### Given a closed room with no exits and an infinite number of kindergarteners determined to kill you, how many could you kill before you yourself died?

I recently drove myself to complete exhaustion by biking up a steep hill. Using the law of conservation of energy, we can calculate how much kindergartener-slaughtering energy I’ve got.

The combined mass of myself and my bike is about 63.5 kilograms.

The elevation gained was about 548.64 meters total.

The earth’s gravitational constant is 9.8 meters per second squared.

Taking the product of these three numbers, we find that the total amount of kinetic energy available to me is 341,418.672 joules.

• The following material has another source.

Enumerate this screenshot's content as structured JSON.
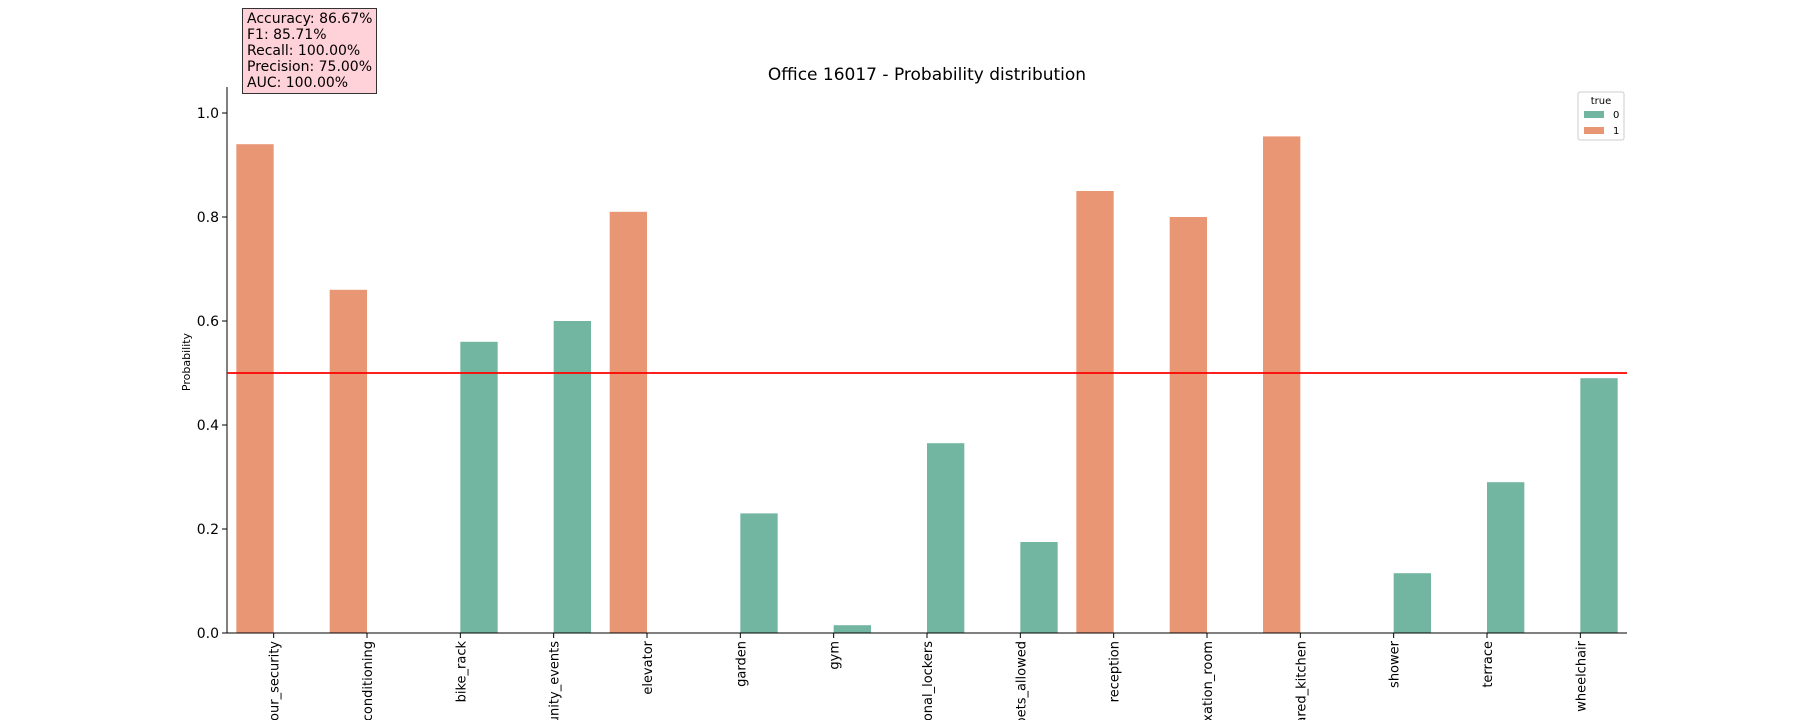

I was stumped when it came to figuring out how many joules it would take to punch out a small child, but then I had the brilliant idea of consulting my physicist Tiger Father. [1] He told me in no uncertain terms that it took only 100 joules to the face. [2][3]

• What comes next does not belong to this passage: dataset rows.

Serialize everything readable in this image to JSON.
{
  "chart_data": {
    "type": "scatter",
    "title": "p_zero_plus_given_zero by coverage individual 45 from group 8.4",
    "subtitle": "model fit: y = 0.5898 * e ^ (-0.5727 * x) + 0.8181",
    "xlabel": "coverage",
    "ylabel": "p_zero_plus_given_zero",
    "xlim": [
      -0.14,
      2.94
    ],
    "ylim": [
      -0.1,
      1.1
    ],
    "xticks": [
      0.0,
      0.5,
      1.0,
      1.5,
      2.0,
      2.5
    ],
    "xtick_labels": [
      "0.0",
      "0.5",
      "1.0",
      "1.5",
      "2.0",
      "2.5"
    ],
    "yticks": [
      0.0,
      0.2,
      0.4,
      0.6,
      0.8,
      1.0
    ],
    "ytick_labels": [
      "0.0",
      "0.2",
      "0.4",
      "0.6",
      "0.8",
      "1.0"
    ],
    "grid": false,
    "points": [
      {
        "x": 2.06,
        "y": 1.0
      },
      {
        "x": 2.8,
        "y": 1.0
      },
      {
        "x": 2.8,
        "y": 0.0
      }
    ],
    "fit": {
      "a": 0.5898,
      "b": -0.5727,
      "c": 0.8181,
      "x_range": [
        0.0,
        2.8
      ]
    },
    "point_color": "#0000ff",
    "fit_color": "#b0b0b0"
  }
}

I am extremely efficient, so let’s assume no loss of energy from friction from the air or inefficiency in my own muscles. Then it’s a simple matter of arithmetic:

3,414 children slain. [4]

[1] Is Amy Chua right when she explains “Why Chinese Mothers Are Superior” in an op/ed in the Wall Street Journal? I’ll give you all the truth you need: NO.

[2] Apologies for playing fast and loose with the significant figures here.

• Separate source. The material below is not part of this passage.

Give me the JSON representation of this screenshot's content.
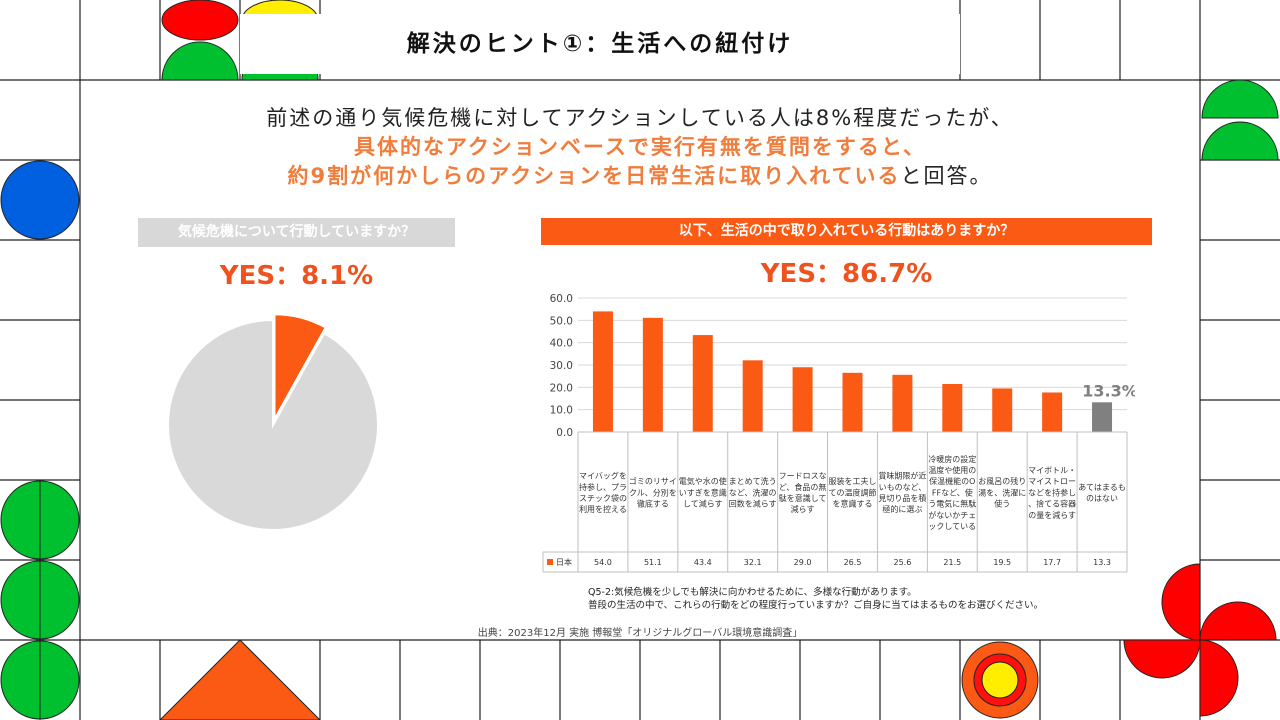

[3] I assume this is from extensive empirical verification, since he is such a good scientist and a real paragon of Chinese parenting himself.

[4] I am so good.

N.B. My physicist brother just pointed out that if I ate my victims, I would replenish my energy and be able to kill infinitely.

I understand my devoted fans will have read this already, but not everyone is so devoted, nor has a Quora account.